In 1936, Jews were banned from all professional jobs, effectively preventing them from exerting any influence in education, politics, higher education and industry. Because of this, there was nothing to stop the anti-Jewish actions which spread across the Nazi-German economy.

After the Night of the Long Knives, the Schutzstaffel (SS) became the dominant policing power in Germany. Reichsführer-SS Heinrich Himmler was eager to please Hitler and so willingly obeyed his orders. Since the SS had been Hitler's personal bodyguard, its members were far more loyal and skilled than those of the Sturmabteilung (SA) had been. Because of this, they were also supported, though distrusted, by the army, which was now more willing to agree with Hitler's decisions than when the SA was dominant.
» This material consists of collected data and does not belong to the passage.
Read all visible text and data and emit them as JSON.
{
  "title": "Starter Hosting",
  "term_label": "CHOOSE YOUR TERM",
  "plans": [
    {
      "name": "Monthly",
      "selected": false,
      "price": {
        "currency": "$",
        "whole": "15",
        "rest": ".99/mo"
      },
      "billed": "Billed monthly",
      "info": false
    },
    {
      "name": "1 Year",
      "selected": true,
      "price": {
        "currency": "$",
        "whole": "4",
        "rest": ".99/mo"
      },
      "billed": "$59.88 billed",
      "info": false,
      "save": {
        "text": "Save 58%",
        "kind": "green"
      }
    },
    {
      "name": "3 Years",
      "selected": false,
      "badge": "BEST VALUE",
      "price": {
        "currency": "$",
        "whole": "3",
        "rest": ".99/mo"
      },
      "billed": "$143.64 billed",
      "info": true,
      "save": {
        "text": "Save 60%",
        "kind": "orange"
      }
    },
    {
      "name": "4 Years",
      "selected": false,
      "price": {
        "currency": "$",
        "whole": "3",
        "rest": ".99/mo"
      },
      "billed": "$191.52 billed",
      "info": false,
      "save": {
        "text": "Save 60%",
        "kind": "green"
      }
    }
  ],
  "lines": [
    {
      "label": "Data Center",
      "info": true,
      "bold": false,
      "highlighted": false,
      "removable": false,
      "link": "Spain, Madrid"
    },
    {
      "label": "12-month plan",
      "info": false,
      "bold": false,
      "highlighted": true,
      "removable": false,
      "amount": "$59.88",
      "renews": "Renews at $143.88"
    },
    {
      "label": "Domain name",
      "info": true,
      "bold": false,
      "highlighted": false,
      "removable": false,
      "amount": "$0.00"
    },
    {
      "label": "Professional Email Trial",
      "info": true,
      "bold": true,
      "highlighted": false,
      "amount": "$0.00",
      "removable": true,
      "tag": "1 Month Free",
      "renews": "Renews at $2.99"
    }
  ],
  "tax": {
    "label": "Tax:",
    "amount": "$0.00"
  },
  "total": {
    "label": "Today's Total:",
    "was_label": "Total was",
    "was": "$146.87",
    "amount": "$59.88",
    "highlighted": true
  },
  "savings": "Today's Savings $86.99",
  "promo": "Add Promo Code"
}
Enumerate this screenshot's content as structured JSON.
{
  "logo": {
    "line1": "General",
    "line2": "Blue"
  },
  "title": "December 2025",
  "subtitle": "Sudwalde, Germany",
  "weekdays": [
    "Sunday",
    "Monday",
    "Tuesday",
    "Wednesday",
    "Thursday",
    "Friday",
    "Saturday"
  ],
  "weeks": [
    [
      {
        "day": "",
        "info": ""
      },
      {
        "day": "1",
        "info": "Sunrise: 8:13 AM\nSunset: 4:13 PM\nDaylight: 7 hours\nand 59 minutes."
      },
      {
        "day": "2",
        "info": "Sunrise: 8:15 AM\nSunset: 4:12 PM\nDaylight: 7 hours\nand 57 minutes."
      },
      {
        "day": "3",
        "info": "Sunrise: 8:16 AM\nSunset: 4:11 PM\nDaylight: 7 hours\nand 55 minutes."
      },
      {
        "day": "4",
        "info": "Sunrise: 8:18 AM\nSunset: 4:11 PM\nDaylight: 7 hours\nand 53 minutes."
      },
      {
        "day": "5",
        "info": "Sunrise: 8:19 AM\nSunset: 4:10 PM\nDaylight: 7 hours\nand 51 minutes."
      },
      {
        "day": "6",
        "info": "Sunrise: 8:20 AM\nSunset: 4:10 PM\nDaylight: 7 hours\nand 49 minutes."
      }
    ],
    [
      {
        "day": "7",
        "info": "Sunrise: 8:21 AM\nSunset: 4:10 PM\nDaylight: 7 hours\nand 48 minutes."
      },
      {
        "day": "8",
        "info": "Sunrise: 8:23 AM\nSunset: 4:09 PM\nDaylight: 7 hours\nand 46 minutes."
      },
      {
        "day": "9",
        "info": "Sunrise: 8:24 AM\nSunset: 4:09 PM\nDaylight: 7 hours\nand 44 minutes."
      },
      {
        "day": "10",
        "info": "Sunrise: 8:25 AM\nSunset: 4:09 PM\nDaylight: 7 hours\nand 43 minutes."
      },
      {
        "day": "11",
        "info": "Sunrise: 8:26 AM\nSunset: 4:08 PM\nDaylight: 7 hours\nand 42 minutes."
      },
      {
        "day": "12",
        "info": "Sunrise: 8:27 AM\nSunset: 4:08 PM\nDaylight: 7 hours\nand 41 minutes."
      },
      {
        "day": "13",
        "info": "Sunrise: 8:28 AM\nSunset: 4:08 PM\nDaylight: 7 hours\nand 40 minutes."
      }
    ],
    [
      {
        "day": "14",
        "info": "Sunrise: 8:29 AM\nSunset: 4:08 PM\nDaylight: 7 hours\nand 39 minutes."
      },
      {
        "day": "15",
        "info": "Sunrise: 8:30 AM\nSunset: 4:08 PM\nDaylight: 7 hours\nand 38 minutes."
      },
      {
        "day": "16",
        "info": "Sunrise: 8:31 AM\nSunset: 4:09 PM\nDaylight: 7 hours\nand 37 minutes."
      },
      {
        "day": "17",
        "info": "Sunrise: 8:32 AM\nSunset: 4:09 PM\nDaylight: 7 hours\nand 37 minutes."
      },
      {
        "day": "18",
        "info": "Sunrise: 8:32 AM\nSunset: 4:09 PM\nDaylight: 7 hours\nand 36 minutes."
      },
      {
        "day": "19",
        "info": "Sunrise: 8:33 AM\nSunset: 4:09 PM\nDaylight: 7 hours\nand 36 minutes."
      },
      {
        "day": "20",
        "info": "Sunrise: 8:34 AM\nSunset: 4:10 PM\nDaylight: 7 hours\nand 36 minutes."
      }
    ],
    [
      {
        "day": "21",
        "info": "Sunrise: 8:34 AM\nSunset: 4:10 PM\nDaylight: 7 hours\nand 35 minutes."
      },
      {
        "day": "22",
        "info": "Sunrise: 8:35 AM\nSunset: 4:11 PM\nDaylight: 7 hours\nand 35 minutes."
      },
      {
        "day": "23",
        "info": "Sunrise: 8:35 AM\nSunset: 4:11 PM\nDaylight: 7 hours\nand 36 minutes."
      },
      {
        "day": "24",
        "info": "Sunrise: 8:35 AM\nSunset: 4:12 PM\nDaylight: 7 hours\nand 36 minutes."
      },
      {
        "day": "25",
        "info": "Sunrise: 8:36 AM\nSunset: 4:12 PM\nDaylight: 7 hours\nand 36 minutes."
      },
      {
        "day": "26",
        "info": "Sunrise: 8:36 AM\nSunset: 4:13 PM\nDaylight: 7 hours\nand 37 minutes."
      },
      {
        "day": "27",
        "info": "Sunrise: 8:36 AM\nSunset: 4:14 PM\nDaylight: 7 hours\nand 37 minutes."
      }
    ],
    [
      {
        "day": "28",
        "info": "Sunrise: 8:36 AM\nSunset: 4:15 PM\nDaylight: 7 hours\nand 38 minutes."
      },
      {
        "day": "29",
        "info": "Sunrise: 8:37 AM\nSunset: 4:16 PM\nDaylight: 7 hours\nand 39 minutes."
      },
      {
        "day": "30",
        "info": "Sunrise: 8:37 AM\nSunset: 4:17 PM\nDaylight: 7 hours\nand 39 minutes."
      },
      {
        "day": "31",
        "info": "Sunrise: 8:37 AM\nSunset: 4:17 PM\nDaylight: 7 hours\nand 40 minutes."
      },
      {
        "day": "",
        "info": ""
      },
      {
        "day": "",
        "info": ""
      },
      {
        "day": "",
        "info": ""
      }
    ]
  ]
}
All of this allowed Hitler more direct control over government and political attitude towards Jews in Nazi Germany. In 1937 and 1938, new laws were implemented, and the segregation of Jews from the true "Aryan" German population was started. In particular, Jews were penalized financially for their perceived racial status.

On June 4, 1937, a young German Jew, Helmut Hirsch, was executed for being involved in a plot to bomb the Nazi party headquarters in Nuremberg.

As of March 1, 1938, government contracts could no longer be awarded to Jewish businesses. On September 30, "Aryan" doctors could only treat "Aryan" patients. Provision of medical care to Jews was already hampered by the fact that Jews were banned from being doctors or having any professional jobs.

Beginning August 17, 1938, Jews with first names of non-Jewish origin had to add Israel (males) or Sarah (females) to their names, and a large J was to be imprinted on their passports beginning October 5. On November 15 Jewish children were banned from going to normal schools. By April 1939, nearly all Jewish companies had either collapsed under financial pressure and declining profits, or had been forced to sell out to the Nazi German government. This further reduced Jews' rights as human beings; they were in many ways officially separated from the German populace.

The increasingly totalitarian, militaristic regime which was being imposed on Germany by Hitler allowed him to control the actions of the SS and the military. On November 7, 1938, a young Polish Jew, Herschel Grynszpan, attacked and shot two German officials in the Nazi German embassy in Paris. (Grynszpan was angry about the treatment of his parents by the Nazi Germans.) On November 9 the German Attache, vom Rath, died. Goebbels issued instructions that demonstrations against Jews were to be organized and undertaken in retaliation throughout Germany. The SS ordered the Night of Broken Glass (Kristallnacht) to be carried out that night, November 9–10, 1938. The storefronts of Jewish shops and offices were smashed and vandalised, and many synagogues were destroyed by fire. Approximately 91 Jews were killed, and another 30,000 arrested, mostly able bodied males, all of whom were sent to the newly formed concentration camps. In the following 3 months some 2000–2500 of them died in the concentration camps, the rest were released under the condition that they leave Germany. Many Germans were disgusted by this action when the full extent of the damage was discovered, Hitler ordered it to be blamed on the Jews. Collectively, the Jews were made to pay back one billion Reichsmark in damages, the fine being raised by confiscating 20 per cent of every Jewish property. The Jews also had to repair all damages at their own cost.

Of the 522,000 Jews living in Germany in January 1933, only 214,000 were left by the eve of World War II.